Maurício de Souza Lino disse...

caríssimo, saudações fraternas!
Vejo com alegria e surpresa sua mensagem para este dia. Fiquei estupefacto e boquiaberto ao ver uma linguagem crônica tão clara como esta! Que línguagem! Que vocabulário! Que riqueza de literatura! Parabéns! Aqui distante desse Brasil, talvez não saberia dizer se esta crônica é real ou não. Sinto muito! No mínimo, as letras enganam. Mais uma vez, parabéns pelo post!

Angola Debates e Ideias- G. Patissa disse...

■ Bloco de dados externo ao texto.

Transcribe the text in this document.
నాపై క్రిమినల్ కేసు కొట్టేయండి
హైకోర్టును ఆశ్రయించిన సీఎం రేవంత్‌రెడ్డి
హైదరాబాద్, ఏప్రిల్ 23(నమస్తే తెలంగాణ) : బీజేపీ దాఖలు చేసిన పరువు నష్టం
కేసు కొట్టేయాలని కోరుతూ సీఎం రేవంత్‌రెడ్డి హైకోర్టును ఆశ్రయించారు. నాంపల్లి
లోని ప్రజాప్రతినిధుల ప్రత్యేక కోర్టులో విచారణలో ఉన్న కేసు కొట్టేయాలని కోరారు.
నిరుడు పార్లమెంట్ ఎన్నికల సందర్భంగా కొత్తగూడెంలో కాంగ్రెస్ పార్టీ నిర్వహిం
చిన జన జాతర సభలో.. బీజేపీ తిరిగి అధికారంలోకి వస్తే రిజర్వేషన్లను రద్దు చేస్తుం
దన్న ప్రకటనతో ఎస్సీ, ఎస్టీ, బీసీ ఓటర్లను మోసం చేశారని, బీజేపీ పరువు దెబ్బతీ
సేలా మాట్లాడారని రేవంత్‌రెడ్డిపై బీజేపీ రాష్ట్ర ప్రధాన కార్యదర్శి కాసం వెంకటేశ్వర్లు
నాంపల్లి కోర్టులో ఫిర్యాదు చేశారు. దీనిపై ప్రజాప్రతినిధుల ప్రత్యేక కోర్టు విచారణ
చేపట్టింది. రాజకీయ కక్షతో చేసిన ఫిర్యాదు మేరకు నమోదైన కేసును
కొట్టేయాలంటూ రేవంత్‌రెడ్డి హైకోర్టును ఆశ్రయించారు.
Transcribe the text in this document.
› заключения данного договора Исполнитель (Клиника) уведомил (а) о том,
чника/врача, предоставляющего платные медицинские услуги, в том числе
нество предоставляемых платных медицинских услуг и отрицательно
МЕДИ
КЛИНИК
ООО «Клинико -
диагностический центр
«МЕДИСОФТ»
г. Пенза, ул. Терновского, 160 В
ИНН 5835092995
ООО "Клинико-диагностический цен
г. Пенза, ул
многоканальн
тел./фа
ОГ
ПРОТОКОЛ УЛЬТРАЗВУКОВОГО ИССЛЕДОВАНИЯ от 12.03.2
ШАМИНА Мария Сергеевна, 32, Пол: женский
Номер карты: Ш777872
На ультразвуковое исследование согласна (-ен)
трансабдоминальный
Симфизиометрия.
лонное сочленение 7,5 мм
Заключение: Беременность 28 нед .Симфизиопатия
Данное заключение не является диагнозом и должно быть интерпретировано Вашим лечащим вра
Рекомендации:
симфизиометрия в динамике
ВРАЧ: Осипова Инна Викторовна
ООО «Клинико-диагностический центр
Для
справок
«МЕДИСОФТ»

Caríssimo Maurício, é sempre reconfortante a sua visita e com ela os comentários. Grato. A crónica foi arrancada do mais profundo pranto, é real. Um abraço angolano

Leroi disse...

Sinceramente acho uma pena o fato ocorrido. Realmente é de se indignar a posição das autoridades competentes.

Angola Debates e Ideias- G. Patissa disse...

Grato, caro Leroi, pela solidariedade. Um abraço

Naty disse...

Amigo, diante de tudo o que li, só posso ficar indignado.

Um abraço.

Angola Debates e Ideias- G. Patissa disse...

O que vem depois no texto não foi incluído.